蕨姫に関してはなんとも言えないが、他の二人は確かによくない最後を迎えていると言えるだろう。とはいえ、
「仕方のない事だったんじゃないのか?」
静御前は鎌倉に帰す際に、結果的に失敗であったが護衛をつけて金品も渡している。郷御前は自分で手にかけたと言われているが、どの道助からない状況であったのならば、一つの選択肢であったと言えるだろう。

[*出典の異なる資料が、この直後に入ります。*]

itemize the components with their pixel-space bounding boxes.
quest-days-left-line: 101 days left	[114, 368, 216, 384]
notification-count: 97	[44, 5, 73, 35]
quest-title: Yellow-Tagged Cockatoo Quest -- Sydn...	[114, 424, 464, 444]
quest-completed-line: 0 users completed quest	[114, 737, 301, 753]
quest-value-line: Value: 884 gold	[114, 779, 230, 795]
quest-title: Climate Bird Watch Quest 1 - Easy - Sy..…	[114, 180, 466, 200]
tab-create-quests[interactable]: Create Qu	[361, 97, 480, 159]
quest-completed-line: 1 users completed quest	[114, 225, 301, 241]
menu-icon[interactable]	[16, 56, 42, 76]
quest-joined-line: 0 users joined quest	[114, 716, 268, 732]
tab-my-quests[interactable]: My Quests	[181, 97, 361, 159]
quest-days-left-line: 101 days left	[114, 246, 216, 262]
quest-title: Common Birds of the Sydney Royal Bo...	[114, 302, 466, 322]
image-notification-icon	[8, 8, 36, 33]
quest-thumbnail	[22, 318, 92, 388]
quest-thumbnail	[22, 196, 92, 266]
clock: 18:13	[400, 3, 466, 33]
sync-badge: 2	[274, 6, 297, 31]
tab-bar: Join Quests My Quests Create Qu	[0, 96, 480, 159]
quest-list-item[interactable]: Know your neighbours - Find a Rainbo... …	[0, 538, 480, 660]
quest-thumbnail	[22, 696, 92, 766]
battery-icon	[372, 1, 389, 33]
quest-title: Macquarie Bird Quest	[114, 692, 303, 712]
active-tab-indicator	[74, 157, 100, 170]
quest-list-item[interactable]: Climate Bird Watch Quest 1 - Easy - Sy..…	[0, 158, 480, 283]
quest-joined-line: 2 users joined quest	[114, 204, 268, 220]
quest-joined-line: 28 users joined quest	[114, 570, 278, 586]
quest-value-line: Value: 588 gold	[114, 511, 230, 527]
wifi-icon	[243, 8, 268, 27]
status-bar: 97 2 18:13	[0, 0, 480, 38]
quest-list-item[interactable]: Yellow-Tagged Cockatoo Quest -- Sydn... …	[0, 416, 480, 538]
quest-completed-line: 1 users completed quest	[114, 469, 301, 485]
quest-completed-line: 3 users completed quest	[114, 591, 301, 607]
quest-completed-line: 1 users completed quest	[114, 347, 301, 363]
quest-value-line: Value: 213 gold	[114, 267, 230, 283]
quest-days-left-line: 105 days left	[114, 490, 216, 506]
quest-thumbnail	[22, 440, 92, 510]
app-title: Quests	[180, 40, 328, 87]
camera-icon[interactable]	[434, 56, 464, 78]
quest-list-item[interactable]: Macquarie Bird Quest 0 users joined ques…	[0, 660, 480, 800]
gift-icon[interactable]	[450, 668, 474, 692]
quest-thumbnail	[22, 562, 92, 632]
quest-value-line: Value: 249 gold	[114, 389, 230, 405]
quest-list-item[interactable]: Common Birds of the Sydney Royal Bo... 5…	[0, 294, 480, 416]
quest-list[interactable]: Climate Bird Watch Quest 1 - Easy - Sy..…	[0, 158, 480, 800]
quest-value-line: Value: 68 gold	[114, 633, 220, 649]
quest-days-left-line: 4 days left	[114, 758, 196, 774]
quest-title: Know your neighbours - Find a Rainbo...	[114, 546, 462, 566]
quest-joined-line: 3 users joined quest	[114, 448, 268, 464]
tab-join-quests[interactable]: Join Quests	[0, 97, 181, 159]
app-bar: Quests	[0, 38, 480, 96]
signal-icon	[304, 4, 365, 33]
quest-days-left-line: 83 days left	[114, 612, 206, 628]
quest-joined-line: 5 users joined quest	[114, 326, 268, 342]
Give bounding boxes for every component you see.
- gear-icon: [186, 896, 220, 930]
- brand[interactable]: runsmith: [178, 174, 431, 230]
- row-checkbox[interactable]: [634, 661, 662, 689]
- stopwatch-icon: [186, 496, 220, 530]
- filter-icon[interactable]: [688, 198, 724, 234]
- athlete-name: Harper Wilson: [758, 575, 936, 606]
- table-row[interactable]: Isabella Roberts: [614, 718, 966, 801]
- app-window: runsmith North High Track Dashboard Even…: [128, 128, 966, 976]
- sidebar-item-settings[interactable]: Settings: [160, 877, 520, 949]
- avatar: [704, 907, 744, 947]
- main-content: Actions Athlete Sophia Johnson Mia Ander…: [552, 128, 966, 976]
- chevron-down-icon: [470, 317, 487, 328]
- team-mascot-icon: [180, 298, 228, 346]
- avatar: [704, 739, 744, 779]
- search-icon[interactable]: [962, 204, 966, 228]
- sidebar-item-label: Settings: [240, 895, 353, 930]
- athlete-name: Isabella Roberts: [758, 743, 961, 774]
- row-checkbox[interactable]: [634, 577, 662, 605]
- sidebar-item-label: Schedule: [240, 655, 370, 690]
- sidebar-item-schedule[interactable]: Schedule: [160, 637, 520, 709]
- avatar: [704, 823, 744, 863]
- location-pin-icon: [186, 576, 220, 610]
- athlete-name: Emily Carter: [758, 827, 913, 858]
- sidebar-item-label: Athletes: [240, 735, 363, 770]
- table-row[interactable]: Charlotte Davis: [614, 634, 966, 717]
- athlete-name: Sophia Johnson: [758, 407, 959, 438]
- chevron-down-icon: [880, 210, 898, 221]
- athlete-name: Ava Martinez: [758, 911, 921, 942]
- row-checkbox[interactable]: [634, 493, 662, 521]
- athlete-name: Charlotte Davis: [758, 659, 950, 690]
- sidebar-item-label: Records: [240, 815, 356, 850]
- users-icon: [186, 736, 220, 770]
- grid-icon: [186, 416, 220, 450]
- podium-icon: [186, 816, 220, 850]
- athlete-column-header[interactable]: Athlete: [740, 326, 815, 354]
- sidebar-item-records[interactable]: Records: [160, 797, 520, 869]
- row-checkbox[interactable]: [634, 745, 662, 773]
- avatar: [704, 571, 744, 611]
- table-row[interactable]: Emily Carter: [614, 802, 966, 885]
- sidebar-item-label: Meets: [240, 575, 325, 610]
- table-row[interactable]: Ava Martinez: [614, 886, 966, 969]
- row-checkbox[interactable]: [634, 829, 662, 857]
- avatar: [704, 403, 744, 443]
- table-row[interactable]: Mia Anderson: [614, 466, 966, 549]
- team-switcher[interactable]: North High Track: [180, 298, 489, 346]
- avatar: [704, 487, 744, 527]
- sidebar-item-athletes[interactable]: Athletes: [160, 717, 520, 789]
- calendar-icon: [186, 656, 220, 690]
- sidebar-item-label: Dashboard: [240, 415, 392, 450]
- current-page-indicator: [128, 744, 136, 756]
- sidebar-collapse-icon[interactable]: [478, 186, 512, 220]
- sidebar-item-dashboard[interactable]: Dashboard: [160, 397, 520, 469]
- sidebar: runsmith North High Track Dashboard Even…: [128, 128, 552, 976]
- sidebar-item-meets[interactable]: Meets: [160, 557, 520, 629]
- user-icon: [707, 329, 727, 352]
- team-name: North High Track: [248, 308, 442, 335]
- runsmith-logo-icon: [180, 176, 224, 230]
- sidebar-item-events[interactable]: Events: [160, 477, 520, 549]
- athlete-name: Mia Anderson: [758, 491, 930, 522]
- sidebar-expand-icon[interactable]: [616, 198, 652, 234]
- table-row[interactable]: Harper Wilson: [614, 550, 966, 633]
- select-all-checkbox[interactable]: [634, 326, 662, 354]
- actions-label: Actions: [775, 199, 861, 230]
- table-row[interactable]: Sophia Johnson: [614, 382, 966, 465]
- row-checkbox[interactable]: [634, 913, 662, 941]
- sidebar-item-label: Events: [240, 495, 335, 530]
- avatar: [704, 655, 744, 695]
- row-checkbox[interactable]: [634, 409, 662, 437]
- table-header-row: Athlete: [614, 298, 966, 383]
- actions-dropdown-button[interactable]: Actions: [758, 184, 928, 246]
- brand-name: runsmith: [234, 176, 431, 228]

「仕方のない…そう、そのように見えるんです。記録においてはそうです。ですが、あの時私は…邪魔がいなくなったと、心から思ったのです」
俺は沈痛な面持ちで言葉を弱々しく発した九音を静かに見つめる。
「静が居なくなり、荷が下りた思いでした。彼女が私の子を身ごもっていた事実を私は知っていたというのに。それすらも、単に荷物であるとしか認識していなかったのです」
「そうか」
「郷を手にかけたとき、私はまだ生きる気でいました。ですから、足手まといが無くなったと思いました。娘と郷がいなければ、逃げ切れると。この手で妻子を殺めておきながら」
「…そうか」
「それらを自分の一部であると認識してしまった私の気持ちが分かりますか? 記憶の継続と言えど、姿かたちも変わったこの身で全てを受け入れろと? ええ、受け入れましたとも。だってそれは、紛れもない私の人生だったんですから。けれども、受け入れたとして私は…何を思えばいいのでしょうか」
かつての本心の吐露。その感情に対し俺がどう思うべきかは定かではない。されど、九音自身が黒歴史といった以上、
「そうか、後悔しているんだな」
何を差し置いても、残ったものは一つなのだから。
静かに俺の言葉に頷いた九音は、小さく、ああ、と感嘆の声を上げる。
「女の身になり理解した苦労。平泉から逃げ出した後、自分が仕出かした事を知るたびに身を震わし、過去を憂う日々。気がつけば鎌倉にいた今。それら全てを言い表す言葉は、後悔だったんですね」
「…分かっていなかったのか?」
俺は九音の言葉に驚き、言葉に詰まりながらもそう質問する。
九音はわずかに笑みを口角に浮かべ、首を横に振った。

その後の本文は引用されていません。